Department of Laboratory Medicine and Pathology, Mayo Clinic, Rochester, MN, USA.
Division of Anatomic Pathology, University of Alabama at Birmingham, Birmingham, AL, USA.
Mod Pathol. 2021 Aug;34(8):1547-1557. doi: 10.1038/s41379-021-00792-z. Epub 2021 Mar 13.
NUTM1 gene rearrangements were originally identified in NUT carcinoma. Recently, NUTM1 has been discovered to rearrange with a variety of gene partners in malignancies of diverse location and type. Only one NUTM1-rearranged tumor occurring in the colon has been reported. Herein we report five such tumors. The five tumors occurred in four females and one male, ranging from 38 to 67 years of age (median 51 years). The masses occurred in the colon (cecum, descending, sigmoid) and ileocecal valve region, measuring 2.5-20 cm in size (median 7 cm). Four patients had metastases at presentation (liver, n = 4; lymph nodes, n = 3). Histologically, the lesions arose in the submucosa, infiltrating into the mucosa and muscularis propria, and grew in fibrosarcoma-like fascicles and sheets of epithelioid or rhabdoid cells, with foci of hyalinized to vaguely osteoid-like matrix. The tumors were composed of relatively monomorphic, spindled to epithelioid cells with focal rhabdoid morphology, hyperchromatic nuclei, and small nucleoli. Mitotic activity was usually low (range 1-14/10 HPF; median 5/10 HPF); necrosis was present in two cases. Variable keratin expression and uniform nuclear NUT expression was present; KIT/DOG1 were negative and SMARCB1/SMARCA4 were retained. Next-generation sequencing identified MXD4-NUTM1 rearrangement in all cases (breakpoints: MXD4 exon 5, NUTM1 exons 2 or 3). Follow-up showed one of the four patients who presented with metastases to be dead of disease at 30 months; the other three patients were alive with metastatic disease. The final patient is disease-free, 5 months after diagnosis. NUTM1-rearranged colorectal sarcomas have characteristic morphologic, immunohistochemical, and molecular genetic features, suggesting that they represent a distinct entity within the family of NUTM1-rearranged neoplasia. A NUTM1-rearranged tumor should be considered for any difficult-to-classify submucosal spindle cell neoplasm of the gastrointestinal tract, in particular keratin-positive tumors showing an unusual combination of fibrosarcomatous, epithelioid to rhabdoid and hyalinized morphologies. Recognition of MXD4-NUTM1 rearranged sarcomas may be therapeutically important, even though best treatment is currently elusive/unknown.

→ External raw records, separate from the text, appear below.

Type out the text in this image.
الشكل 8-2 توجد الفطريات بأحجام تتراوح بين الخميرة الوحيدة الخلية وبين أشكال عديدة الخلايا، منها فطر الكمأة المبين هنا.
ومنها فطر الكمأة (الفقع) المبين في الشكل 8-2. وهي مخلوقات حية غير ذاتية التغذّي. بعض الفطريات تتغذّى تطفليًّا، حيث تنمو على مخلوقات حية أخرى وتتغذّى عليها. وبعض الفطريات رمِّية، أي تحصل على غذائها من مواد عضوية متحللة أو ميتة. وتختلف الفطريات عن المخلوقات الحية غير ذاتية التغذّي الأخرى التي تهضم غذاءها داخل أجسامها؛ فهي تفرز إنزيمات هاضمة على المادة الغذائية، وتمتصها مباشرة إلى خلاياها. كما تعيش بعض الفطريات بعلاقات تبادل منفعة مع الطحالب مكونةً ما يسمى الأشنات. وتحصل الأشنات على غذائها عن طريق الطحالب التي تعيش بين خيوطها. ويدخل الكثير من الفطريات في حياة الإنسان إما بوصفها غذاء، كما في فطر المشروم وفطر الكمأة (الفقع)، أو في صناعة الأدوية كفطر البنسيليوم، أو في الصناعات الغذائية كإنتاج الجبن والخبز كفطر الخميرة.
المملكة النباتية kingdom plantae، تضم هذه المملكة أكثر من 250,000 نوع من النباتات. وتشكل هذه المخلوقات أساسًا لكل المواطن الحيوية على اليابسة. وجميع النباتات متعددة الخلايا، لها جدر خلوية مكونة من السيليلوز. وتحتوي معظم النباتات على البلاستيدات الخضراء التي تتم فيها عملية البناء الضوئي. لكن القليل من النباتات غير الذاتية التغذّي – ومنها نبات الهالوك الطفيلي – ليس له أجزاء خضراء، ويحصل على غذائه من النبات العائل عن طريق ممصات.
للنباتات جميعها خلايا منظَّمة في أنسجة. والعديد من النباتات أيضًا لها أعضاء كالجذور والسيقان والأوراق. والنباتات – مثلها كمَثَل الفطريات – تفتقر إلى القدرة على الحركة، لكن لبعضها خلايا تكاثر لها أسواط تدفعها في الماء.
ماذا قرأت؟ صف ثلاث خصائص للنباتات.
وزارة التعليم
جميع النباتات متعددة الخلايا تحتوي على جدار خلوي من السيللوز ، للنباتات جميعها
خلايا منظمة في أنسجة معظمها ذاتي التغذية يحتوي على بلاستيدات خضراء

NUTM1 基因重排最初在 NUT 癌中被发现。最近,NUTM1 已被发现与多种基因伙伴在不同部位和类型的恶性肿瘤中发生重排。仅报道过一例发生在结肠的 NUTM1 重排肿瘤。在此,我们报告五例此类肿瘤。这五例肿瘤发生在 4 名女性和 1 名男性中,年龄 38-67 岁(中位年龄 51 岁)。肿块发生在结肠(盲肠、降结肠、乙状结肠)和回盲瓣区,大小 2.5-20cm(中位 7cm)。4 例患者在就诊时出现转移(肝,n=4;淋巴结,n=3)。组织学上,病变起源于黏膜下,浸润黏膜和固有肌层,以纤维肉瘤样束状和上皮样或横纹肌样细胞片生长,伴有透明样至隐约骨样基质的灶性。肿瘤由相对单一的梭形至上皮样细胞组成,偶有横纹肌样形态,核深染,核仁小。有丝分裂活性通常较低(范围 1-14/10 HPF;中位 5/10 HPF);2 例有坏死。存在可变的角蛋白表达和均匀核 NUT 表达;KIT/DOG1 阴性,SMARCB1/SMARCA4 保留。下一代测序在所有病例中均发现 MXD4-NUTM1 重排(断点:MXD4 外显子 5,NUTM1 外显子 2 或 3)。随访显示,4 例出现转移的患者中有 1 例在 30 个月时死于疾病;其余 3 例仍有转移性疾病。最后一名患者在诊断后 5 个月无病生存。NUTM1 重排结直肠肉瘤具有特征性的形态、免疫组织化学和分子遗传学特征,表明它们是 NUTM1 重排肿瘤家族中的一个独特实体。任何难以分类的胃肠道黏膜下梭形细胞肿瘤,特别是角蛋白阳性的肿瘤,表现出纤维肉瘤样、上皮样到横纹肌样和透明样形态的不寻常组合,都应考虑为 NUTM1 重排肿瘤。即使目前还不清楚最佳治疗方法,识别 MXD4-NUTM1 重排肉瘤可能具有治疗意义。